It only took Sano one pitch from Cleveland reliever Nick Goody to unload on a slider over the inner half for a grand slam that capped a five-run rally in the eighth and seemingly sucked the air out of Progressive Field. The blast powered a come-from-behind, 9-5 victory for the Twins that secured a sweep of Saturday’s doubleheader and moved Minnesota’s lead in the AL Central to 5 1/2 games.
“It’s a tremendous swing in a very challenging, dramatic moment,” Twins manager Rocco Baldelli said. “Something big was needed. These are really emotional, big games. These games are fun; they’re a different brand of baseball this time of year, and that’s just a huge play and a huge swing. It kind of put us in position to win the game, flat out.”
Entering Saturday, the Twins looked to face an uphill battle against their challengers for the division crown, as they needed to piece together 18 innings from their bullpen while facing dominant right-hander Mike Clevinger in one of the contests.
First, they blasted their way past Clevinger in a 2-0 win. Then, they bombed through Cleveland’s bullpen.
Now, the Twins are guaranteed to leave Cleveland with a lead no smaller than 4 1/2 games with only Chicago, Kansas City and Detroit remaining on the schedule.
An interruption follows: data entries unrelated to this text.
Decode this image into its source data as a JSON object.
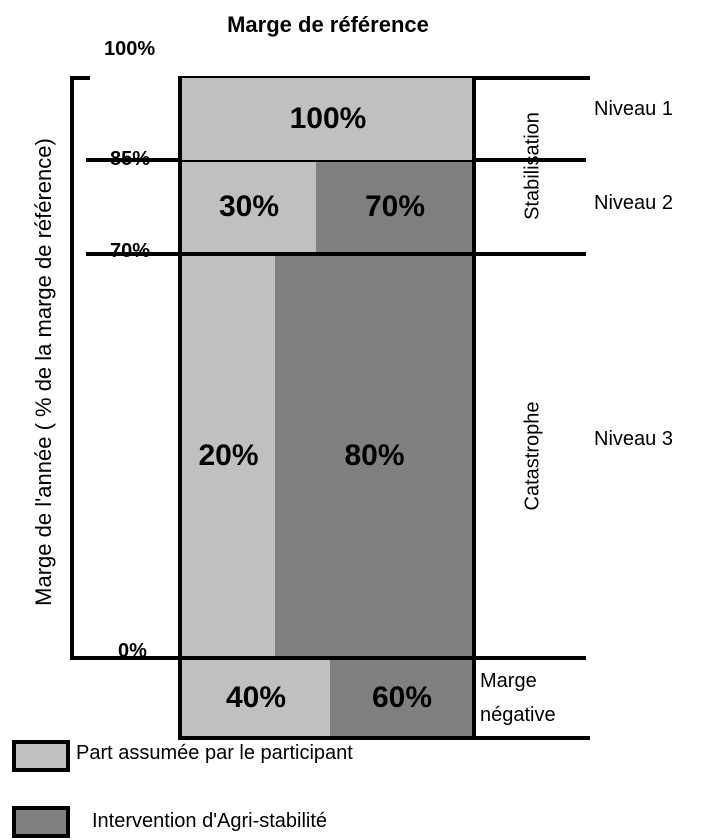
{
  "title": "Marge de référence",
  "y_axis_title": "Marge de l'année ( % de la marge de référence)",
  "y_ticks": {
    "top": "100%",
    "p85": "85%",
    "p70": "70%",
    "zero": "0%"
  },
  "tiers": {
    "level1": {
      "name": "Niveau 1",
      "participant": "100%"
    },
    "level2": {
      "name": "Niveau 2",
      "participant": "30%",
      "program": "70%"
    },
    "level3": {
      "name": "Niveau 3",
      "participant": "20%",
      "program": "80%"
    },
    "negative": {
      "name_line1": "Marge",
      "name_line2": "négative",
      "participant": "40%",
      "program": "60%"
    }
  },
  "zones": {
    "stabilization": "Stabilisation",
    "catastrophe": "Catastrophe"
  },
  "legend": {
    "participant": "Part assumée par le participant",
    "program": "Intervention d'Agri-stabilité"
  },
  "colors": {
    "participant": "#c0c0c0",
    "program": "#808080",
    "line": "#000000"
  }
}
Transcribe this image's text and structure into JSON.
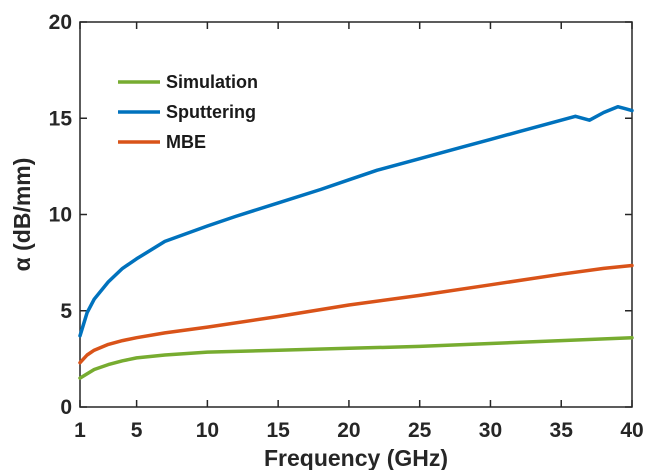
{
  "chart_data": {
    "type": "line",
    "xlabel": "Frequency (GHz)",
    "ylabel": "α (dB/mm)",
    "xlim": [
      1,
      40
    ],
    "ylim": [
      0,
      20
    ],
    "xticks": [
      1,
      5,
      10,
      15,
      20,
      25,
      30,
      35,
      40
    ],
    "yticks": [
      0,
      5,
      10,
      15,
      20
    ],
    "grid": false,
    "legend_position": "top-left",
    "series": [
      {
        "name": "Simulation",
        "color": "#77AC30",
        "x": [
          1,
          2,
          3,
          4,
          5,
          7,
          10,
          15,
          20,
          25,
          30,
          35,
          40
        ],
        "y": [
          1.5,
          1.95,
          2.2,
          2.4,
          2.55,
          2.7,
          2.85,
          2.95,
          3.05,
          3.15,
          3.3,
          3.45,
          3.6
        ]
      },
      {
        "name": "Sputtering",
        "color": "#0072BD",
        "x": [
          1,
          1.5,
          2,
          3,
          4,
          5,
          7,
          10,
          12,
          15,
          18,
          20,
          22,
          25,
          28,
          30,
          32,
          35,
          36,
          37,
          38,
          39,
          39.5,
          40
        ],
        "y": [
          3.7,
          4.9,
          5.6,
          6.5,
          7.2,
          7.7,
          8.6,
          9.4,
          9.9,
          10.6,
          11.3,
          11.8,
          12.3,
          12.9,
          13.5,
          13.9,
          14.3,
          14.9,
          15.1,
          14.9,
          15.3,
          15.6,
          15.5,
          15.4
        ]
      },
      {
        "name": "MBE",
        "color": "#D95319",
        "x": [
          1,
          1.5,
          2,
          3,
          4,
          5,
          7,
          10,
          15,
          20,
          25,
          30,
          35,
          38,
          40
        ],
        "y": [
          2.3,
          2.7,
          2.95,
          3.25,
          3.45,
          3.6,
          3.85,
          4.15,
          4.7,
          5.3,
          5.8,
          6.35,
          6.9,
          7.2,
          7.35
        ]
      }
    ]
  }
}
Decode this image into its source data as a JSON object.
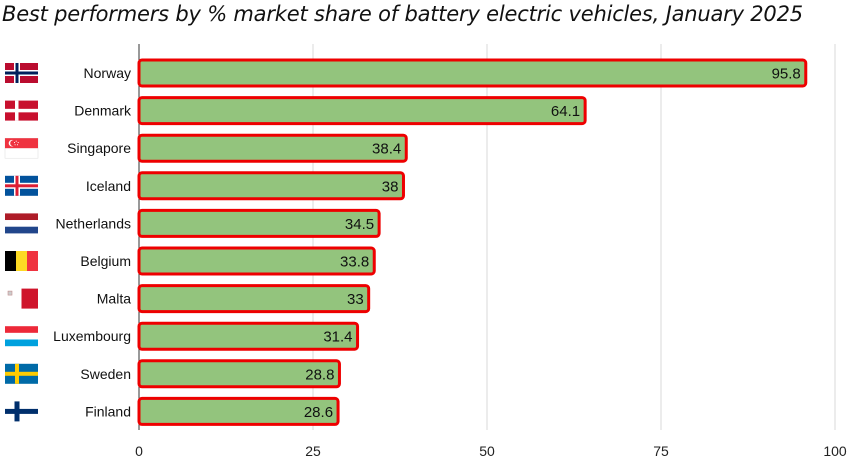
{
  "chart_data": {
    "type": "bar",
    "orientation": "horizontal",
    "title": "Best performers by % market share of battery electric vehicles, January 2025",
    "categories": [
      "Norway",
      "Denmark",
      "Singapore",
      "Iceland",
      "Netherlands",
      "Belgium",
      "Malta",
      "Luxembourg",
      "Sweden",
      "Finland"
    ],
    "values": [
      95.8,
      64.1,
      38.4,
      38,
      34.5,
      33.8,
      33,
      31.4,
      28.8,
      28.6
    ],
    "value_labels": [
      "95.8",
      "64.1",
      "38.4",
      "38",
      "34.5",
      "33.8",
      "33",
      "31.4",
      "28.8",
      "28.6"
    ],
    "xlim": [
      0,
      100
    ],
    "xticks": [
      0,
      25,
      50,
      75,
      100
    ],
    "xlabel": "",
    "ylabel": "",
    "grid": "vertical",
    "legend": "none",
    "colors": {
      "bar_fill": "#93c47d",
      "bar_outline": "#ee0000",
      "grid": "#d9d9d9",
      "axis": "#333333"
    },
    "category_icons": [
      "norway-flag-icon",
      "denmark-flag-icon",
      "singapore-flag-icon",
      "iceland-flag-icon",
      "netherlands-flag-icon",
      "belgium-flag-icon",
      "malta-flag-icon",
      "luxembourg-flag-icon",
      "sweden-flag-icon",
      "finland-flag-icon"
    ]
  }
}
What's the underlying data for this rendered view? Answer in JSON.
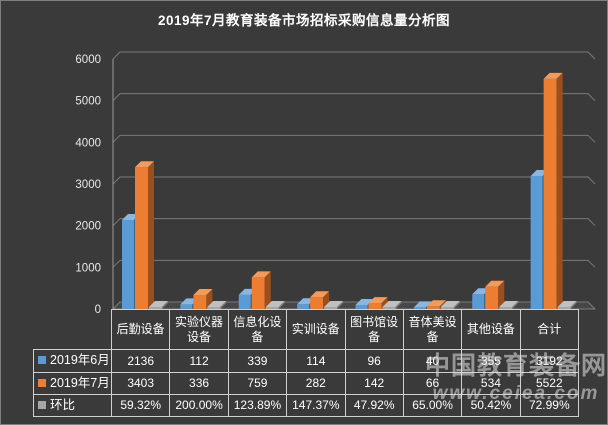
{
  "title": "2019年7月教育装备市场招标采购信息量分析图",
  "watermark": {
    "line1": "中国教育装备网",
    "line2": "www.ceiea.com"
  },
  "colors": {
    "background": "#3A3A3A",
    "frame_border": "#7E7E7E",
    "text": "#FFFFFF",
    "gridline": "#7A7A7A",
    "axis": "#9A9A9A",
    "floor_fill": "#474747",
    "floor_edge": "#909090",
    "table_border": "#D0D0D0",
    "series_blue": "#5B9BD5",
    "series_blue_top": "#8AB6E0",
    "series_blue_side": "#39658C",
    "series_orange": "#ED7D31",
    "series_orange_top": "#F09C60",
    "series_orange_side": "#9C4F1D",
    "series_gray": "#A6A6A6",
    "series_gray_top": "#C0C0C0",
    "series_gray_side": "#7B7B7B"
  },
  "chart_data": {
    "type": "bar",
    "style": "3d-clustered-column",
    "title": "2019年7月教育装备市场招标采购信息量分析图",
    "categories": [
      "后勤设备",
      "实验仪器设备",
      "信息化设备",
      "实训设备",
      "图书馆设备",
      "音体美设备",
      "其他设备",
      "合计"
    ],
    "series": [
      {
        "name": "2019年6月",
        "color": "#5B9BD5",
        "values": [
          2136,
          112,
          339,
          114,
          96,
          40,
          355,
          3192
        ]
      },
      {
        "name": "2019年7月",
        "color": "#ED7D31",
        "values": [
          3403,
          336,
          759,
          282,
          142,
          66,
          534,
          5522
        ]
      },
      {
        "name": "环比",
        "color": "#A6A6A6",
        "values": [
          "59.32%",
          "200.00%",
          "123.89%",
          "147.37%",
          "47.92%",
          "65.00%",
          "50.42%",
          "72.99%"
        ]
      }
    ],
    "xlabel": "",
    "ylabel": "",
    "ylim": [
      0,
      6000
    ],
    "y_ticks": [
      0,
      1000,
      2000,
      3000,
      4000,
      5000,
      6000
    ],
    "grid": true,
    "legend_position": "data-table-left"
  }
}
"That's a big day,” Sano said. “It's a big day for everybody here -- for the staff, for the players and for the fans. Everybody's happy here. We played the game. We never put our heads down. We came here to compete and win the game."
“It doesn’t matter how long the day is if we win games,” Jorge Polanco said.
The Twins faced an early 5-2 hole after a tough start from Lewis Thorpe but pulled to within one run on a two-run blast by Nelson Cruz in the sixth -- and the real fireworks came in the eighth.
After Max Kepler moved to second base on a throwing error by Francisco Lindor, Polanco tied the game with a double off the left-field wall -- after he hit the go-ahead homer and made a game-saving defensive play during the first game of the doubleheader.
Cruz and Eddie Rosario, who hit a two-run homer in the first, followed with walks to load the bases for Sano, who crushed his first career grand slam -- and only the Twins’ second of the season -- a Statcast-projected 415 feet into the left-field bleachers.
"I just tried to hit the ball and tried to get some guys to the plate,” Sano said. “The guy made a mistake. He threw me a [slider] down the middle, and I had the chance to hit the homer."
Sano’s grand slam was particularly significant in light of the Twins’ season-long struggles with the bases loaded.
Though Minnesota entered the day with 279 homers after having broken the all-time Major League record earlier this season, the Twins were also slashing a meager .211/.216/.312 with the bases loaded, good for an MLB-worst .528 OPS and 28 wRC+ in such situations.
“There's nothing to point to,” Baldelli said. “Nothing I know of. We have good hitters. They hit well with people on base. When there's three people on base, you hope they hit even better. We haven't to this point, but maybe we're due.”
None of the heroics would have been possible without a titanic day from the Twins’ bullpen.
The Twins went into the day needing to pull 18 innings out of their hat. They ultimately needed just nine pitchers to do it, leaving six more rested relievers with whom to scrape together another bullpen game for Sunday’s series finale.
After Devin Smeltzer, Zack Littell, Tyler Duffey, Sergio Romo and Taylor Rogers combined for a five-hit shutout in the matinee victory, Cody Stashak, Brusdar Graterol and Trevor May pitched 5 1/3 more frames of scoreless relief in the nightcap. Graterol set the record for the Twins’ fastest pitch in the pitch-tracking era -- 101.9 mph -- as he earned his first career win with two perfect innings of relief.
“We needed all of them and everybody delivered,” Baldelli said. “Without pretty much everybody that was out there over the course of the day, Game 1 and Game 2, we don't win. We needed everybody.”
The Twins’ bullpen certainly experienced its ups and downs throughout the season, with personnel shifts, role changes, mechanical adjustments and periods of difficulty marking its journey to this point.
On Saturday, that relief corps faced its stiffest test -- and dominated in one of the most important moments of the regular season.
In fact, the Twins’ bullpen has been one of the best units in baseball since the start of August, lowering its collective ERA during that period to 3.57 -- the second-best mark in the AL -- with 11 1/3 scoreless innings of relief over the two games of Saturday’s doubleheader.
“It's just huge,” Smeltzer said after throwing three scoreless frames in Game 1. “It's September baseball, and in my eyes, this is playoff baseball. There's not going to be much more tension than this. We're playing a team we're fighting to stay ahead of, and we have a really deep bullpen with a lot of good arms. We just passed the baton and kept attacking.”
A division championship now appears within the grasp of these Twins. But you won’t hear them acknowledge that -- not even after a long, wildly successful day at work.
“No. We have a long way to go,” Baldelli said. “We’ll get ready to play tomorrow. We’ll start there again. And I don’t think at any point -- that won’t change at any point going forward. We play for today.”